Abdurrahman Dilipak

Abdurrahman Dilipak

NATO-MATO derken!

ABD’den girip, “bizimkiler(!?)”den çıkacağım. Ben, o her “bizimkiler(!?)” dediklerimden değilim. Rachel’in dediği gibi “Onlar bizdense zaten ben bizden değilim”!

ABD'nin 6 Ağustos 1945'te dünyanın ilk atom bombasını Hiroşima'ya atması sonucu 140 bin kişi öldü. Üç gün sonra Nagazaki'ye yapılan 2. saldırıda da 70 bin kişi hayatını kaybetti. Toplam 210.000 kişi. Japonya bu saldırıların ardından 15 Ağustos'ta teslim oldu ve 2. Dünya Savaşı sona erdi. Atom bombasını atanlar diyorlardı ki, savaş devam etseydi, daha fazla insan ölecekti. Yani “Beyaz Adam” o 210 bin kişiyi “savaş tanrısı”na kurban ederek savaşı bitirdi.!?

Dün gece Florida'da Trump, Biden Yönetimi'nin çoğu tecavüze uğrayan, kaçırılan veya öldürülen 150.000'den fazla çocuğun izini kaybettiğine dair şok edici bir iddiada bulundu. Yaklaşık bir ay önce Dr. Phil ile yaptığı röportajda Trump, 88.000 çocuğun kayıp olduğunu belirtmişti. Dört haftadan kısa bir sürede kaybedilen çocukların sayısı 62.000 arttı. Sonuç Hrişomaya atılan atom bombasından daha vahim bir sonuç doğurmuş. Bu öl(dürürül)enler değişik ülkelerden kaçırılan çocuklar. Kimi fuhuş için kullanılmış, kimi kobay, kimisi de bazı solüsyonların üretimi için, kimi de şeytanlarına kurban edilmek üzere.

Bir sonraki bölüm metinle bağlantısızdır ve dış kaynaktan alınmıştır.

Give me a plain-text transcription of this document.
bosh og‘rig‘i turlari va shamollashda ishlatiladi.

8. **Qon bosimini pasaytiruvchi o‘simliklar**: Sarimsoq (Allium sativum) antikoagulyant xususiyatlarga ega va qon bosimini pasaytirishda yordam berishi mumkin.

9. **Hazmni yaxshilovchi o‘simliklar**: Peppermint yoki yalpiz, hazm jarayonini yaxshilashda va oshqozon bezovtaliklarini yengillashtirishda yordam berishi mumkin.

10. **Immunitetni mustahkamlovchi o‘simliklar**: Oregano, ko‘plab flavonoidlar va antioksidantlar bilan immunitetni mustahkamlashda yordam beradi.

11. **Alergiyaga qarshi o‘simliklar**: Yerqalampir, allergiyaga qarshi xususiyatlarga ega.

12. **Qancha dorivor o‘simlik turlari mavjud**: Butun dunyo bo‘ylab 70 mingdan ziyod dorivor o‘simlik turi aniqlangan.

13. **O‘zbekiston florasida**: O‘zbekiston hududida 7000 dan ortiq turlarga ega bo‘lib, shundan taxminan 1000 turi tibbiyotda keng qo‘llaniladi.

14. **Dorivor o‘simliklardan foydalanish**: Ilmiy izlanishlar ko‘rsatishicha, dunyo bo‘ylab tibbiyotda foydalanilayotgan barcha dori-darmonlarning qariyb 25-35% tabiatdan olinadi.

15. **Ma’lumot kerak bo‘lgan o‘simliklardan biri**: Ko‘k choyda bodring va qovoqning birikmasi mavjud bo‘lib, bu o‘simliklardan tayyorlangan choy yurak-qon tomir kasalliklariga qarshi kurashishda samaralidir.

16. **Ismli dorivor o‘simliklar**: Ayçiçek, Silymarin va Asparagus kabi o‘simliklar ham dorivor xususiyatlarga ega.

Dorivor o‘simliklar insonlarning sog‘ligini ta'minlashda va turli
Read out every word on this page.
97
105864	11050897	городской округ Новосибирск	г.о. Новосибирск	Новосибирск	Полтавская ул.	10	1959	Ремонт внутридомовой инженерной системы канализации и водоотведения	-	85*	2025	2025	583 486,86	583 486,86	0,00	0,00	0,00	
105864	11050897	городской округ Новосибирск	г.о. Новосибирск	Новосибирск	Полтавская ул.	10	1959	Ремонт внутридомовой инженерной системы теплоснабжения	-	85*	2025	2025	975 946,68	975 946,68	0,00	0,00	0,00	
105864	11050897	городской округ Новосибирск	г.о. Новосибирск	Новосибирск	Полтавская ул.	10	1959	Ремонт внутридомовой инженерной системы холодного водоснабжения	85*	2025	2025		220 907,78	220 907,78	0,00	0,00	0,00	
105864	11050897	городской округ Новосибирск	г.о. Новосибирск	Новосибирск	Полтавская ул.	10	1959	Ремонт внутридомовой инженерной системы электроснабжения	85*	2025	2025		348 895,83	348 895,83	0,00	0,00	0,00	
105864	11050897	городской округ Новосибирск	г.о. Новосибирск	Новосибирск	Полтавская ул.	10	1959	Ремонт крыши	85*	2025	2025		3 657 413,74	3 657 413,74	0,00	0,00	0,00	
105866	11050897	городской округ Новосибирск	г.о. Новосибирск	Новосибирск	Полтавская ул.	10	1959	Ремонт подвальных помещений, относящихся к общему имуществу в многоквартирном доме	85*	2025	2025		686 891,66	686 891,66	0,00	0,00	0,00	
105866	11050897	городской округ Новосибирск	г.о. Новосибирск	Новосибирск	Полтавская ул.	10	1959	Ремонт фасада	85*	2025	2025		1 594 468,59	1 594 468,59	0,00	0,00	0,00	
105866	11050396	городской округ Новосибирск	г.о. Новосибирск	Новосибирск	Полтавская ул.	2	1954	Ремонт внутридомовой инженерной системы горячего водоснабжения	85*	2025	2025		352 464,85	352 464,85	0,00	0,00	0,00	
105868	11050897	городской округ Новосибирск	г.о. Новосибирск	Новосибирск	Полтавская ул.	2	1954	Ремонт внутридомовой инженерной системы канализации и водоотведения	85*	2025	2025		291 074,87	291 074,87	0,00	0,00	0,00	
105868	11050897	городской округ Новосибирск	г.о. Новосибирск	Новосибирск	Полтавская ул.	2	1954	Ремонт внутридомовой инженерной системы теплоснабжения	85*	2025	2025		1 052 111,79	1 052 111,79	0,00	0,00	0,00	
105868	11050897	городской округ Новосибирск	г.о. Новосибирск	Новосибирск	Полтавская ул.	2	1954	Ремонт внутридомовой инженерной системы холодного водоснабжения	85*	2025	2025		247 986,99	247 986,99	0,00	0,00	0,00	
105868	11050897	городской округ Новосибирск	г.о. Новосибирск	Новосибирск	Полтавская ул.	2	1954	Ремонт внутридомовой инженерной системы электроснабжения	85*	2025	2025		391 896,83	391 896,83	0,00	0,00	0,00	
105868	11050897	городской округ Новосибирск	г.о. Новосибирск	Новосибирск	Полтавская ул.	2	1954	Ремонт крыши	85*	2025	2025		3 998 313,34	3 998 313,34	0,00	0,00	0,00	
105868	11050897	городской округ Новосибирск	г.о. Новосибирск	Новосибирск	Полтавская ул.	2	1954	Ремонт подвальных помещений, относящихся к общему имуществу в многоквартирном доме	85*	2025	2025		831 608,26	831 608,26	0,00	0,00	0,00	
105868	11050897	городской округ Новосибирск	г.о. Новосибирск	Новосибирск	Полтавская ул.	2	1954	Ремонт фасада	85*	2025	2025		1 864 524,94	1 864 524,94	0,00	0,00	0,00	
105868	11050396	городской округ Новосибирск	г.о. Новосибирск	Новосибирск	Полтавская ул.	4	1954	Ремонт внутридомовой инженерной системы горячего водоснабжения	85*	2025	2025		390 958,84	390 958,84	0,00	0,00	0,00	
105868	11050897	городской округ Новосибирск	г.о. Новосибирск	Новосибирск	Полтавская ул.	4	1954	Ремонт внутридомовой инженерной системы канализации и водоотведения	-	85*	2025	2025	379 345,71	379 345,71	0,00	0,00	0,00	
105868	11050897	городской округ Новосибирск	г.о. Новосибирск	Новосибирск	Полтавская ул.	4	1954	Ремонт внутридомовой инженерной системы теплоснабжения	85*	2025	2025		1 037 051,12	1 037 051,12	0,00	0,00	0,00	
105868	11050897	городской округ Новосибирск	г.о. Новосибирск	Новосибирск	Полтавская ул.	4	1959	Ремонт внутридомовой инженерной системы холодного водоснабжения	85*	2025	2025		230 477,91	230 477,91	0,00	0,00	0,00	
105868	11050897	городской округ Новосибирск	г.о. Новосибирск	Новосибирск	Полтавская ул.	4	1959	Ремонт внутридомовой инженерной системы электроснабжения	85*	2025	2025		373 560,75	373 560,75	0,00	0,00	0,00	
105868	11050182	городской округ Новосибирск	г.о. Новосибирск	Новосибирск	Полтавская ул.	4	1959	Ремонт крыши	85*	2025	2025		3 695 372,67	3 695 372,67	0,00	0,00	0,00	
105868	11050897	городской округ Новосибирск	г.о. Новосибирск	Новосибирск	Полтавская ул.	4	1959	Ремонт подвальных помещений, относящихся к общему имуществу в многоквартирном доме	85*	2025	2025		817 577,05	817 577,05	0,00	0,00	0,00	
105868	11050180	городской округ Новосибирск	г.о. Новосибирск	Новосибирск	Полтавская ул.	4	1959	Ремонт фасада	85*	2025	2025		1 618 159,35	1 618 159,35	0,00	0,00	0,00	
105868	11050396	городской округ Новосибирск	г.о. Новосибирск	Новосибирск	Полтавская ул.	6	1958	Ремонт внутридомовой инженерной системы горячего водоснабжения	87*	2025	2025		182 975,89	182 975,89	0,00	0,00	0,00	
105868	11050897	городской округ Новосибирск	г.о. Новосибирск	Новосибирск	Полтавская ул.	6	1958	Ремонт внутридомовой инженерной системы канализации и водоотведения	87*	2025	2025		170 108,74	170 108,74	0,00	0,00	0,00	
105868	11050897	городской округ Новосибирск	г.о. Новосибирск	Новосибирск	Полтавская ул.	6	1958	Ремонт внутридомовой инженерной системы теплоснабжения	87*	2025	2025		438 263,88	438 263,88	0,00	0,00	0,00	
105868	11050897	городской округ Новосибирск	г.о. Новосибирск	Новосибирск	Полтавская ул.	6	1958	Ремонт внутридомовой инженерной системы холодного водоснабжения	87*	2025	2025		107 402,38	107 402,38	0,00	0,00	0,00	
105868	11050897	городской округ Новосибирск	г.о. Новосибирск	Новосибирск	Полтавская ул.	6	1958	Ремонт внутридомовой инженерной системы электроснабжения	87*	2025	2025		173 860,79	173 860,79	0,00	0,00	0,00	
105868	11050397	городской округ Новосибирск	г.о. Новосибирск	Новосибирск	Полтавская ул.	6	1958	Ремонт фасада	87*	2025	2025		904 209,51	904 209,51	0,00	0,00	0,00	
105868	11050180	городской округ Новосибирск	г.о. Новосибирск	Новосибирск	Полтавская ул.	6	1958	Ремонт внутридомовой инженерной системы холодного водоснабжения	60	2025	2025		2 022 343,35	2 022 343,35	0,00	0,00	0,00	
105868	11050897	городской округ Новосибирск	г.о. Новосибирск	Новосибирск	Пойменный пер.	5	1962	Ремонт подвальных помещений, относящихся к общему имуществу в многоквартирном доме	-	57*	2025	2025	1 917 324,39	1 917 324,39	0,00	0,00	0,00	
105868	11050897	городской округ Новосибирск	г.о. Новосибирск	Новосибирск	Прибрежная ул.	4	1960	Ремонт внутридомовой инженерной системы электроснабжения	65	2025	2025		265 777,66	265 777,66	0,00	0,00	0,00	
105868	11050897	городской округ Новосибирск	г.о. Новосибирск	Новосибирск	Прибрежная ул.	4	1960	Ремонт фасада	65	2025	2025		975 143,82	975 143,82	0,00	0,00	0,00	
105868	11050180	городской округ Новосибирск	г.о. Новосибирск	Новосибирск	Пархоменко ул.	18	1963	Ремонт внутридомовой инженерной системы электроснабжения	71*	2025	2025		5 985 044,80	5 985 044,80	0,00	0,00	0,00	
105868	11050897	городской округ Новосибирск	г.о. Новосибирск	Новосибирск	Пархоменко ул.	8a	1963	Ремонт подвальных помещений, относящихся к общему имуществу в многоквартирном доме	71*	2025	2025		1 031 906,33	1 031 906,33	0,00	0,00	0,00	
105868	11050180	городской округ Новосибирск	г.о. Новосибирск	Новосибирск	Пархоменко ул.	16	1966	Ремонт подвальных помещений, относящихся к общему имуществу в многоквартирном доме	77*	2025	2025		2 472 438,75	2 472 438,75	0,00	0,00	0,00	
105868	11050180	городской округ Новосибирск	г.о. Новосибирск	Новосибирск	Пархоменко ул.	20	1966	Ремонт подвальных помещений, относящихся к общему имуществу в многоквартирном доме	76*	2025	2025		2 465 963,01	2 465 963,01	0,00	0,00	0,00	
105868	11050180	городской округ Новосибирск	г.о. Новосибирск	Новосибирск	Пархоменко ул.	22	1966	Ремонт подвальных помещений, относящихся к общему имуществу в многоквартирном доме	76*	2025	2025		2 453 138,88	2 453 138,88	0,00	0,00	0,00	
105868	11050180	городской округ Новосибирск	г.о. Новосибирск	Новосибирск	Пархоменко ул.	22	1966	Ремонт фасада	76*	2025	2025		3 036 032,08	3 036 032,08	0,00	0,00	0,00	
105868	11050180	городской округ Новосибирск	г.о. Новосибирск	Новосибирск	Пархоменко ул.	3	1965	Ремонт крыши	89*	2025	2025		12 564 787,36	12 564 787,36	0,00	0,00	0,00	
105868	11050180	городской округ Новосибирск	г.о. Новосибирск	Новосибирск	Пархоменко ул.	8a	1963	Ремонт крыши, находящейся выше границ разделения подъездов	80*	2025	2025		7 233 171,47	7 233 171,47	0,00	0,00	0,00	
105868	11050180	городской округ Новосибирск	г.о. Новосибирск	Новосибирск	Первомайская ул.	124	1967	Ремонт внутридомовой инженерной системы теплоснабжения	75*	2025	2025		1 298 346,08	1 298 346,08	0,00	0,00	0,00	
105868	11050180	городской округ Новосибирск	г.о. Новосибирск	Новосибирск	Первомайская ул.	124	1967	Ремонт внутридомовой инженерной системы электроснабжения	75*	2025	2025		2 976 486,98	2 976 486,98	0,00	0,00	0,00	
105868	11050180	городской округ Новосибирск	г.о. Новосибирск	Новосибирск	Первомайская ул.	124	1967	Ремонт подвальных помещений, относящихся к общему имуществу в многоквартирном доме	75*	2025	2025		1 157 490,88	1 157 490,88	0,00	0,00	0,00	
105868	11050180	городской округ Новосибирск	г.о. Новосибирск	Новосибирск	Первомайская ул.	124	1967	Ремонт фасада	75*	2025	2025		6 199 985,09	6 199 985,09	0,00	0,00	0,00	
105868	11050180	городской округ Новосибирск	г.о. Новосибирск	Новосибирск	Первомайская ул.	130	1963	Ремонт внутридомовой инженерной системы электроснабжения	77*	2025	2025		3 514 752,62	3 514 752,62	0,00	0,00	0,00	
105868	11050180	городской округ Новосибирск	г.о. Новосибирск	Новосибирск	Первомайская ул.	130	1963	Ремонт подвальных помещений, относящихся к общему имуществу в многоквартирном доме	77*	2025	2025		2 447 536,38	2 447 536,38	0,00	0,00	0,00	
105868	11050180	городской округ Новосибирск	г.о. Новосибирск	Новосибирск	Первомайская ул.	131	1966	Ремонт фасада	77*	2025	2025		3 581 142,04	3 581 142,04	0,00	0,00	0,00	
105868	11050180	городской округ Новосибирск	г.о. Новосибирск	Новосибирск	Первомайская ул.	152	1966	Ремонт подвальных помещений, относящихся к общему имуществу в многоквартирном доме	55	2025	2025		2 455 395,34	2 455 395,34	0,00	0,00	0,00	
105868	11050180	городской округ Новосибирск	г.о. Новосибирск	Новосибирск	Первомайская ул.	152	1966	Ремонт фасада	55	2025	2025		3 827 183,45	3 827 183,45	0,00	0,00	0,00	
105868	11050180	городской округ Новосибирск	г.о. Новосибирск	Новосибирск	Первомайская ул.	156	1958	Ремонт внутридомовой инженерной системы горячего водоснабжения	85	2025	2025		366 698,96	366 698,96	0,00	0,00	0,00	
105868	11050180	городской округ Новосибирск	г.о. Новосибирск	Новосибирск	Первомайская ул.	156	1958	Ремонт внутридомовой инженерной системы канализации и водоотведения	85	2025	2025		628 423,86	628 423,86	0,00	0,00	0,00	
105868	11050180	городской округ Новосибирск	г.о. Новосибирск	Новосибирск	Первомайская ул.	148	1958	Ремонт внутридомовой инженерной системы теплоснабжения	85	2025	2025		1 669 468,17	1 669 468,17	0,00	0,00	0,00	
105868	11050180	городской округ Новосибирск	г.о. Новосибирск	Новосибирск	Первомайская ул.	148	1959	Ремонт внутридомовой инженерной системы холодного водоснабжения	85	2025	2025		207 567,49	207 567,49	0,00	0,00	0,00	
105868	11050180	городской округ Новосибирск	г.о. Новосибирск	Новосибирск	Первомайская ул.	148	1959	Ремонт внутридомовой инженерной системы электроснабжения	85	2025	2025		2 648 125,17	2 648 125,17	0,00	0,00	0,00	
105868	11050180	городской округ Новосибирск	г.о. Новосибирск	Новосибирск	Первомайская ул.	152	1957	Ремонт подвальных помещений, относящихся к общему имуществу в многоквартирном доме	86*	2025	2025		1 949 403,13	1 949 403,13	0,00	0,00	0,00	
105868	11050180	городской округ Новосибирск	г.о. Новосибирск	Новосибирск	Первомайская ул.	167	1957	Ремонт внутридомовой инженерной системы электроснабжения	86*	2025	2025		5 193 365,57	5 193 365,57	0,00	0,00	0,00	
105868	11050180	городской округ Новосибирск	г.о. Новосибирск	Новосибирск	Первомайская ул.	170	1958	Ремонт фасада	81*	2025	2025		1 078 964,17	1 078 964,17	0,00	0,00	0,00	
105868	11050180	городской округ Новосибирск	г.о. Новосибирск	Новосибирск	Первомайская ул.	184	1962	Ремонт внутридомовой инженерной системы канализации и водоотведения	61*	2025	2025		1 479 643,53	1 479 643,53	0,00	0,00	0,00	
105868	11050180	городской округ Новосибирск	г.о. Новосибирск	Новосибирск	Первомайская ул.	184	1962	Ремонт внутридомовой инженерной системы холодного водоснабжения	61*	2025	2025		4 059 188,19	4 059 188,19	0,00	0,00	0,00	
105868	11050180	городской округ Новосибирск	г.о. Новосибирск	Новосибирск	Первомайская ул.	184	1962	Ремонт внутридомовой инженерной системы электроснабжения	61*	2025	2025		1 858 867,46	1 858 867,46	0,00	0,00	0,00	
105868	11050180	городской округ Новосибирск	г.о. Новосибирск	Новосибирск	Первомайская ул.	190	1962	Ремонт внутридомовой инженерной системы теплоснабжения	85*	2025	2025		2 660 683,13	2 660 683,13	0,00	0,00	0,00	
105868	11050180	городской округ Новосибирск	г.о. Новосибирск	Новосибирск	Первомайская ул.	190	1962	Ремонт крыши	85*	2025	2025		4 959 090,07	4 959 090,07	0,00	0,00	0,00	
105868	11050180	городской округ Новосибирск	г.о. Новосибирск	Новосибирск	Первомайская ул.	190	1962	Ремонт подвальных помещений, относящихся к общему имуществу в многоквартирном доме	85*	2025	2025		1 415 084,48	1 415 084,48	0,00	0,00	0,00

Bu cinayet şebekesinin Türkiye’den ve Türkiye üzerinden çok büyük ölçekli insan kaçakçılığı yapıldığı söyleniyor. Gayrimeşru çocukları, kaçırılanlar, öldü denilip satılan çocuklar. İddia o kadar büyük ki. ABD’de patlak veren Epstein skandalı da Türkiye’ye kadar uzamıştı biliyorsunuz. Sonra bir el bu iddiaların yayılmasını önledi. Aynı durum çocuk kaçakçılığı için sözkonusu. Bu konuda Amerika’nın Adana’daki askeri üs sün kullanıldığı da iddia ediliyor.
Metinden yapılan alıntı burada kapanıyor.